Dar anlamdaki bu tip kontrol, günümüzde sanayileşmesini tamamlamış olan gelişmiş ülkelerde uygulanır. Geniş anlamda döviz kontrolü, iç ekonomi politikaları ile döviz fiyatlarının ayarlanması, döviz alış ve satış primleri, görünmeyen işlemlere getirilen miktar kısıtlamaları, dövize sahip olma hakkının devlete bırakılması ile birlikte blokaj ve ödeme anlaşmalarını da içine alan oldukça kapsamlı bir denetleme şeklidir.
Döviz kontrol sisteminde dövizler, lisansa bağlı olarak tahsis edildiği için, uluslararası ticarette karşılaştırmalı üstünlüklerden tamamen uzaklaşılır.
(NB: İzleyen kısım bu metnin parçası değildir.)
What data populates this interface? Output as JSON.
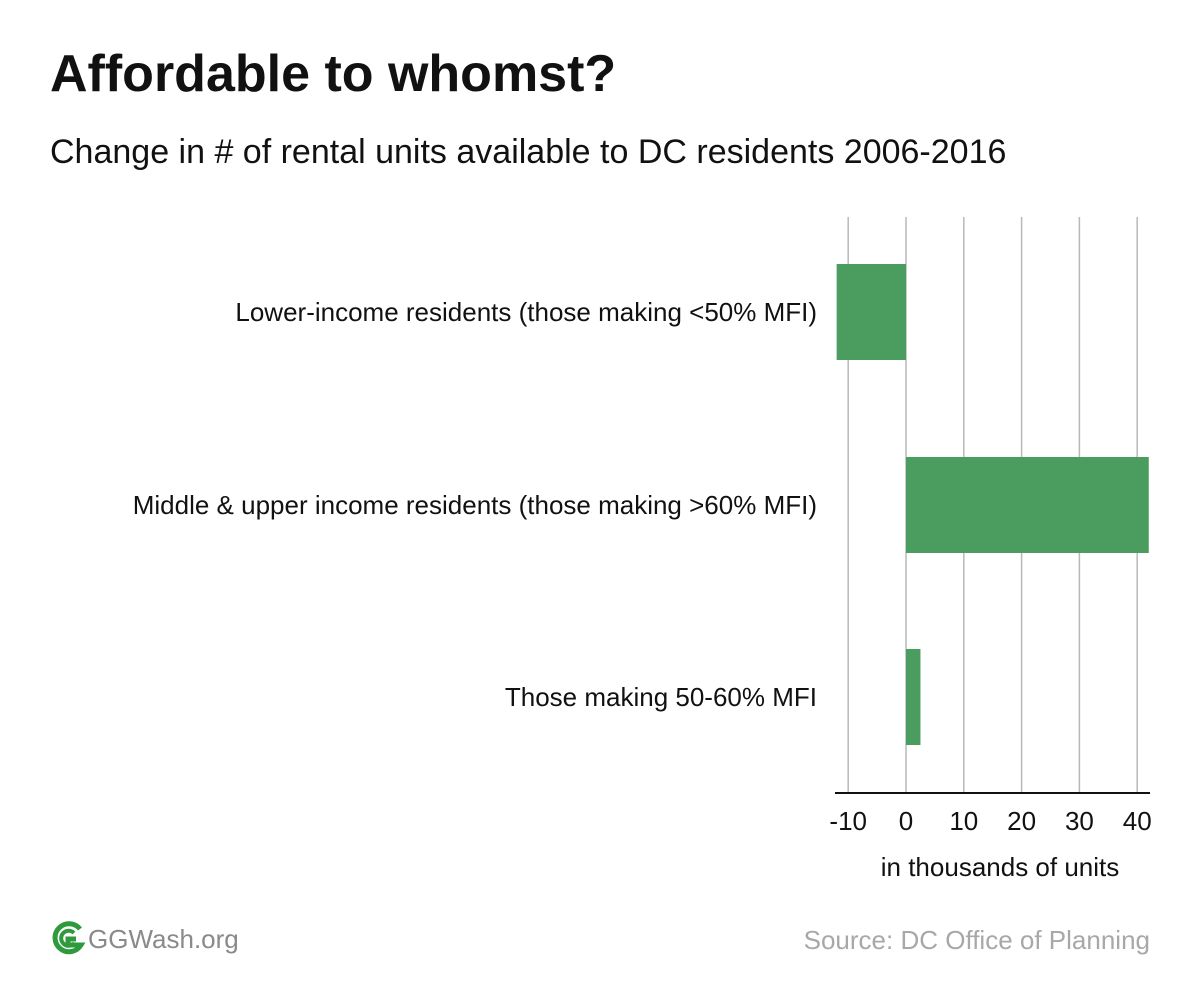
{
  "title": "Affordable to whomst?",
  "subtitle": "Change in # of rental units available to DC residents 2006-2016",
  "chart_data": {
    "type": "bar",
    "orientation": "horizontal",
    "categories": [
      "Lower-income residents (those making <50% MFI)",
      "Middle & upper income residents (those making >60% MFI)",
      "Those making 50-60% MFI"
    ],
    "values": [
      -12,
      42,
      2.5
    ],
    "xlabel": "in thousands of units",
    "ylabel": "",
    "xlim": [
      -12,
      42
    ],
    "xticks": [
      -10,
      0,
      10,
      20,
      30,
      40
    ],
    "xtick_labels": [
      "-10",
      "0",
      "10",
      "20",
      "30",
      "40"
    ],
    "grid": "vertical",
    "bar_color": "#4a9d5e"
  },
  "footer": {
    "logo_text": "GGWash.org",
    "logo_color": "#2e9a3c",
    "source": "Source: DC Office of Planning"
  }
}
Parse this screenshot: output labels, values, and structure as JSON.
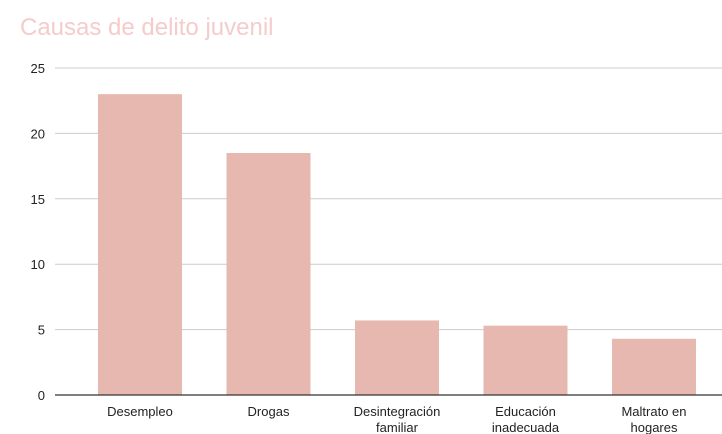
{
  "chart_data": {
    "type": "bar",
    "title": "Causas de delito juvenil",
    "xlabel": "",
    "ylabel": "",
    "categories": [
      [
        "Desempleo"
      ],
      [
        "Drogas"
      ],
      [
        "Desintegración",
        "familiar"
      ],
      [
        "Educación",
        "inadecuada"
      ],
      [
        "Maltrato en",
        "hogares"
      ]
    ],
    "values": [
      23,
      18.5,
      5.7,
      5.3,
      4.3
    ],
    "ylim": [
      0,
      25
    ],
    "yticks": [
      0,
      5,
      10,
      15,
      20,
      25
    ],
    "grid": true,
    "legend": "none",
    "colors": {
      "bar": "#e6b8af",
      "title": "#f4cccc",
      "grid": "#cccccc",
      "axis": "#333333"
    }
  }
}
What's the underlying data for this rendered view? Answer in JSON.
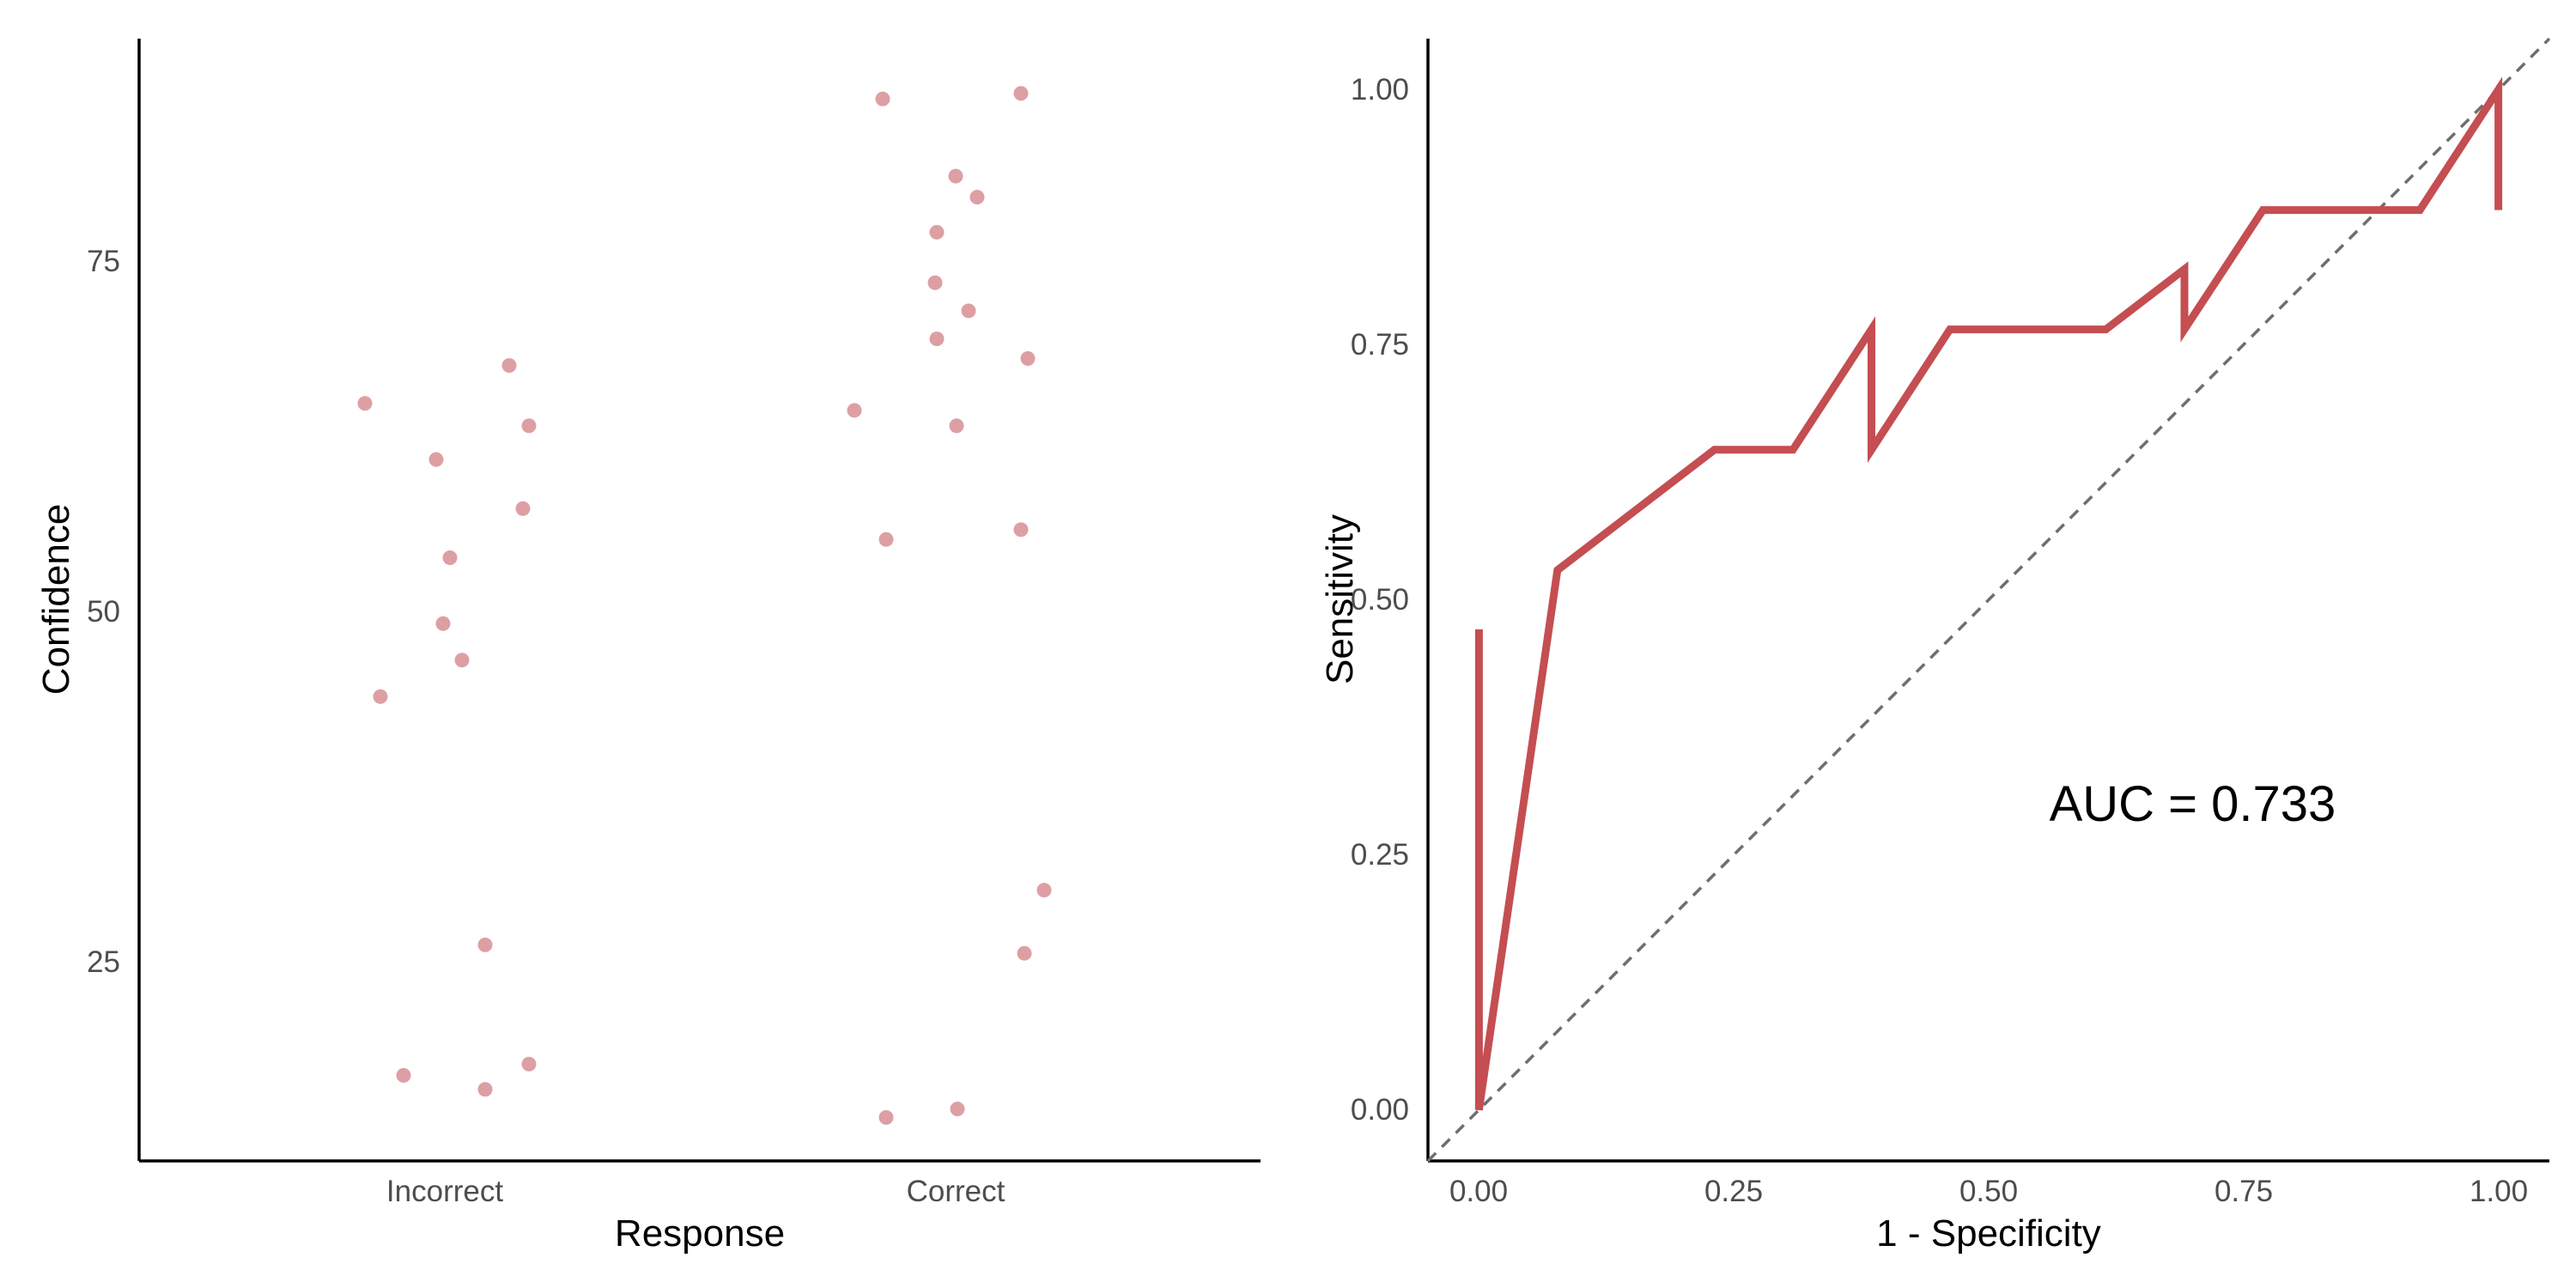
{
  "chart_data": [
    {
      "type": "scatter",
      "title": "",
      "xlabel": "Response",
      "ylabel": "Confidence",
      "categories": [
        "Incorrect",
        "Correct"
      ],
      "ylim": [
        11,
        91
      ],
      "y_ticks": [
        25,
        50,
        75
      ],
      "y_tick_labels": [
        "25",
        "50",
        "75"
      ],
      "grid": false,
      "point_color": "#d17f84",
      "points": [
        {
          "x": "Incorrect",
          "y": 65
        },
        {
          "x": "Incorrect",
          "y": 61
        },
        {
          "x": "Incorrect",
          "y": 67.7
        },
        {
          "x": "Incorrect",
          "y": 63.4
        },
        {
          "x": "Incorrect",
          "y": 57.5
        },
        {
          "x": "Incorrect",
          "y": 54
        },
        {
          "x": "Incorrect",
          "y": 49.3
        },
        {
          "x": "Incorrect",
          "y": 46.7
        },
        {
          "x": "Incorrect",
          "y": 44.1
        },
        {
          "x": "Incorrect",
          "y": 26.4
        },
        {
          "x": "Incorrect",
          "y": 17.1
        },
        {
          "x": "Incorrect",
          "y": 16.1
        },
        {
          "x": "Incorrect",
          "y": 17.9
        },
        {
          "x": "Correct",
          "y": 86.7
        },
        {
          "x": "Correct",
          "y": 87.1
        },
        {
          "x": "Correct",
          "y": 81.2
        },
        {
          "x": "Correct",
          "y": 79.7
        },
        {
          "x": "Correct",
          "y": 77.2
        },
        {
          "x": "Correct",
          "y": 73.6
        },
        {
          "x": "Correct",
          "y": 71.6
        },
        {
          "x": "Correct",
          "y": 69.6
        },
        {
          "x": "Correct",
          "y": 68.2
        },
        {
          "x": "Correct",
          "y": 64.5
        },
        {
          "x": "Correct",
          "y": 63.4
        },
        {
          "x": "Correct",
          "y": 56
        },
        {
          "x": "Correct",
          "y": 55.3
        },
        {
          "x": "Correct",
          "y": 30.3
        },
        {
          "x": "Correct",
          "y": 25.8
        },
        {
          "x": "Correct",
          "y": 14.7
        },
        {
          "x": "Correct",
          "y": 14.1
        }
      ]
    },
    {
      "type": "line",
      "title": "",
      "xlabel": "1 - Specificity",
      "ylabel": "Sensitivity",
      "xlim": [
        -0.05,
        1.05
      ],
      "ylim": [
        -0.05,
        1.05
      ],
      "x_ticks": [
        0,
        0.25,
        0.5,
        0.75,
        1
      ],
      "x_tick_labels": [
        "0.00",
        "0.25",
        "0.50",
        "0.75",
        "1.00"
      ],
      "y_ticks": [
        0,
        0.25,
        0.5,
        0.75,
        1
      ],
      "y_tick_labels": [
        "0.00",
        "0.25",
        "0.50",
        "0.75",
        "1.00"
      ],
      "grid": false,
      "line_color": "#c44e52",
      "reference_line_color": "#6e6e6e",
      "reference_line": {
        "x": [
          -0.05,
          1.05
        ],
        "y": [
          -0.05,
          1.05
        ]
      },
      "annotation": {
        "text": "AUC = 0.733",
        "x": 0.7,
        "y": 0.3
      },
      "series": [
        {
          "x": [
            0,
            0,
            0.077,
            0.231,
            0.308,
            0.385,
            0.385,
            0.462,
            0.615,
            0.692,
            0.692,
            0.769,
            0.923,
            1,
            1
          ],
          "y": [
            0.471,
            0,
            0.529,
            0.647,
            0.647,
            0.765,
            0.647,
            0.765,
            0.765,
            0.824,
            0.765,
            0.882,
            0.882,
            1,
            0.882
          ]
        }
      ]
    }
  ]
}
Döviz kontrolü, bilanço açıklarını giderme, sermaye ihracını kontrol altına alma, ekonomik kalkınmayı gerçekleştirme, ülke sanayiini koruma ve devlete gelir sağlama gibi amaçlarla yapılır. Bir ülkede döviz kontrolü uygulanıyorsa, ülke konvertibiliteden uzaklaşır, ülkede parasal gelirlerde yeniden dağılım olur, yasal olmayan işlemler artar ve uluslar arası ihtisaslaşmadan uzaklaşılır. Türkiye'de 1930 yılında çıkarılan 1567 Sayılı Türk Parasının Kıymetini Koruma Kanunu, Türk döviz kontrol rejiminin esaslarını belirlemiştir.